The dollar remains buoyed as the yen and franc decline following a reassessment of Washington’s policy

    by VT Markets
    /
    May 13, 2025

    In currency markets, the Japanese yen and Swiss franc experienced declines following a policy reassessment in Washington. The US implemented a 90-day truce, suggesting a pragmatic rather than ideological approach to imports.

    The April core CPI data is expected to show a steady 0.3% month-on-month increase, indicating the Federal Reserve may not hasten to cut rates. Additionally, the Fed’s terminal rate for the easing cycle has shifted to 3.50% from 3.00%.

    US Small Business Optimism Outlook

    US small business NFIB optimism index is anticipated to fall further, but the market may not react strongly due to the recent US-China agreement. The dollar index (DXY) surpassed resistance at 100.80 and could move towards 102.60, though this is seen as a bear market correction.

    This correction may not mark the beginning of a major dollar rally, with adjustments in US allocations and dollar hedge ratios likely. Potential asset re-allocation away from the US may be temporarily halted to assess the impact of current uncertainties on economic data.

    We’ve seen a reaction in safe-haven currencies after signals from Washington hinted at a less combative stance on trade measures. The temporary easing of import policy pressures has trimmed recent strength in both the yen and the franc. Rather than a broad-based risk-on shift, this reflects repricing of hedging structures and a pullback in volatility-weighted inflows.

    Now, markets are squarely looking at US inflation data, specifically the April core CPI, which is forecast to maintain its pace with a 0.3% month-on-month rise. What’s consistent here is the ongoing robustness of underlying consumer prices. That persistent strength, while subtle, makes the case against rapid monetary easing. It supports the narrative that rate cuts are unlikely to come early in the cycle. Rates traders will have to recalibrate their views around the revised terminal point for the Fed — it has quietly moved higher, now expected to stop nearer to 3.50%. That’s a full half-point above prior consensus, and can’t be dismissed as noise.

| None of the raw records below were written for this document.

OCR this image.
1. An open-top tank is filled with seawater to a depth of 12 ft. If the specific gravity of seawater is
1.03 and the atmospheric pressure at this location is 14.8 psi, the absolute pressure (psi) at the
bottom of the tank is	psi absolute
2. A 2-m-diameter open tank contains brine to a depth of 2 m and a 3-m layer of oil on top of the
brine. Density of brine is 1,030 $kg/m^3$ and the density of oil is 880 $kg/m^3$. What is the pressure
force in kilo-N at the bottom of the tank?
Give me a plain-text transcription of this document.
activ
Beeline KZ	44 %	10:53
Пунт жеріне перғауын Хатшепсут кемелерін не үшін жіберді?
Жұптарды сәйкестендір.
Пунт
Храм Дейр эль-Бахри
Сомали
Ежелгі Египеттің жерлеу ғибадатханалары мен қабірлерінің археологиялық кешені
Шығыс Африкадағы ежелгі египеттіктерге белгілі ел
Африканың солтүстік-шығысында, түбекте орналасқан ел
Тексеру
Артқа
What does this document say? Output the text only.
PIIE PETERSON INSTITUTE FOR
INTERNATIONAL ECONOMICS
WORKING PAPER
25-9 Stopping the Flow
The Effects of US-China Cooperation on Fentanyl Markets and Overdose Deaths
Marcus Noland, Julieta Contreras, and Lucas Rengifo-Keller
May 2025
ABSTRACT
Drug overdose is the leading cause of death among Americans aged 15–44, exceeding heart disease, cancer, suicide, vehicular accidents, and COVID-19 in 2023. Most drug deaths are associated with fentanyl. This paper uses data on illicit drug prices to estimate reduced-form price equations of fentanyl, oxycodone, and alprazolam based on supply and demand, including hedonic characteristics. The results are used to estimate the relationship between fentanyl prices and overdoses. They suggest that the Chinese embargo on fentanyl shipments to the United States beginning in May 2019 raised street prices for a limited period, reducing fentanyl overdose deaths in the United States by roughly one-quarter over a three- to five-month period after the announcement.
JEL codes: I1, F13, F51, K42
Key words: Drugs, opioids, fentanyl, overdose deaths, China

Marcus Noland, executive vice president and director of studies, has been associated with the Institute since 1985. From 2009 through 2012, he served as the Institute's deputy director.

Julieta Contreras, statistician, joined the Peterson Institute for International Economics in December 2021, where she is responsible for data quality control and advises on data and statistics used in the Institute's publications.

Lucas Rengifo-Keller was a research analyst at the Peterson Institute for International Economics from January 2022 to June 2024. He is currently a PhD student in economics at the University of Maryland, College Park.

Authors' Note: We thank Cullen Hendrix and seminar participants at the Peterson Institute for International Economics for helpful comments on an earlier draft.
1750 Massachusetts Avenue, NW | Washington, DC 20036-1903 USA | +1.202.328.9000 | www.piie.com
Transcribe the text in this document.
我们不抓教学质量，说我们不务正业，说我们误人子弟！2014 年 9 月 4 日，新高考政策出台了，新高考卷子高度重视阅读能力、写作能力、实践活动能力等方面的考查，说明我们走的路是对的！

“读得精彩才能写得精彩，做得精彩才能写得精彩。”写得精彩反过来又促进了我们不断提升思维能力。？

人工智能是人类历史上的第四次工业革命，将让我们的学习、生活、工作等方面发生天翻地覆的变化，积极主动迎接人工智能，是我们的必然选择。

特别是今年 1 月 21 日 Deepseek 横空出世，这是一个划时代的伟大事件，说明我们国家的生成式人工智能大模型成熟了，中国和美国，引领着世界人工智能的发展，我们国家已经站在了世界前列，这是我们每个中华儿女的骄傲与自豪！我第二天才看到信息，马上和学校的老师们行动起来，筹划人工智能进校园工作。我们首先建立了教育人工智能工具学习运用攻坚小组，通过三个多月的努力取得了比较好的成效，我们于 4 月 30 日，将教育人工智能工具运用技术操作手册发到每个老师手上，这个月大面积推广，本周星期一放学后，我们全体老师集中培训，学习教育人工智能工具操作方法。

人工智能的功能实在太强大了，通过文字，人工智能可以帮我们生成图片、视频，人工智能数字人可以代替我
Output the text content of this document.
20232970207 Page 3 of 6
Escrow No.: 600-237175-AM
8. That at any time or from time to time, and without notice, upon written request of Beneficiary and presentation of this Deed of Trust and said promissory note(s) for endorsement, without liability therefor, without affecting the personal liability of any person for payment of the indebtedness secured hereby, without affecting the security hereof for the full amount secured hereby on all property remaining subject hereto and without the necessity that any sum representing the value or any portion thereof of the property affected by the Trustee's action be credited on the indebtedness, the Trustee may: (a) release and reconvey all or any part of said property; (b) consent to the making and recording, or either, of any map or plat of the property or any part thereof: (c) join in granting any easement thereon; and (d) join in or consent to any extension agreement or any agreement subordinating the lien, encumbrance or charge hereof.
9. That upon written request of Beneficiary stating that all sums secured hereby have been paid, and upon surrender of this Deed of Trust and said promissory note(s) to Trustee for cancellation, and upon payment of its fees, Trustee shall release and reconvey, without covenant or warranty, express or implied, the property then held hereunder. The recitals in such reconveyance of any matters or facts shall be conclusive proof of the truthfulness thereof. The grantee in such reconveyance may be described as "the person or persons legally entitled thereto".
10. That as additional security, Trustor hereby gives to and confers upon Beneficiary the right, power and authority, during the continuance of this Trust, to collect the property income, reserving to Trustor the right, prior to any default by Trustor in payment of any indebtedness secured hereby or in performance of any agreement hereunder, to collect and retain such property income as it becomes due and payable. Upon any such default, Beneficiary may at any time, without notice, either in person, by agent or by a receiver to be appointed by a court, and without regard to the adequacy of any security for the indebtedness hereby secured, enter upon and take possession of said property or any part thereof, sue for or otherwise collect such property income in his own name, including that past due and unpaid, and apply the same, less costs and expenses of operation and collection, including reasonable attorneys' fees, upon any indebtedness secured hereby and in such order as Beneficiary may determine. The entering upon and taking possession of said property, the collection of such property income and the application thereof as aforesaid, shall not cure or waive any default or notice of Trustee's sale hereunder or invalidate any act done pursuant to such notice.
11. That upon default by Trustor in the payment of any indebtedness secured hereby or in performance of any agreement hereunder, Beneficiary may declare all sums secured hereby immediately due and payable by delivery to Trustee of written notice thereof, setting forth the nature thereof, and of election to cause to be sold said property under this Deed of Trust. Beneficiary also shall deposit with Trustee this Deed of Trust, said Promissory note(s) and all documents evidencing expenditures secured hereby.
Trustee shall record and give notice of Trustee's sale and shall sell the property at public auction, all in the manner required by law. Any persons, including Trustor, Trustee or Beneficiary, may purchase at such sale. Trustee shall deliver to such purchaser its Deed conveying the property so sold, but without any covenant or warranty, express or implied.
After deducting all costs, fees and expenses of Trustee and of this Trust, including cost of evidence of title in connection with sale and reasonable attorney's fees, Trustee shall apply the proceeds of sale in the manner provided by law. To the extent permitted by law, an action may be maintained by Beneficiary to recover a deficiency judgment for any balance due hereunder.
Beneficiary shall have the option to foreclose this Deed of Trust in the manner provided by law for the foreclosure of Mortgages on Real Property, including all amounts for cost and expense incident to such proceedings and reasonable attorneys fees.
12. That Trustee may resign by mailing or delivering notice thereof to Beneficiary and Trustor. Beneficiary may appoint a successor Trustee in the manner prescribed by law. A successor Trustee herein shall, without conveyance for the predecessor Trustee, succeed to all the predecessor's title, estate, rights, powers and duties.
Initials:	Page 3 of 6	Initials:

    Dollar Index and Market Positioning

    Elsewhere, forward-looking indicators like the NFIB small business sentiment index are drifting lower. But, interestingly, the overall FX positioning doesn’t seem to reflect alarm. That’s likely a reaction to the recent geopolitical thaw rather than an indication of confidence in domestic activity. Realignments that had been in progress — namely, a slow shift of capital out of dollar-denominated assets and away from US risk — now appear paused, if not reversed briefly.

    Technically, the dollar index has cleared a familiar level at 100.80, and upward movement towards 102.60 is plausible. However, rather than marking a return to dollar-strength trends, this seems more like a short-covering move within a broader retracement. From our perspective, it’s a bounce consistent with temporary shifts in positioning, not a conviction-led move.

    The move higher in DXY doesn’t mean the FX market is refocusing on US dominance. What’s more likely is that funding costs and hedge ratios are being managed with more caution. Asset managers seem to be hedging against data surprises rather than re-entering on the long side in size. If economic releases continue to underline resilience without tipping into overheating, holding volatility-steered positions may be preferred over bold directional bets.

    Traders would benefit from monitoring the spacing between policy expectations and realised inflation — particularly through swap markets — as those gaps are where dislocations tend to form. In the coming sessions, reactions to Fed commentary and second-tier macro data might carry outsized influence, not because of the data’s standalone value, but because of their timing within this delicate repricing phase.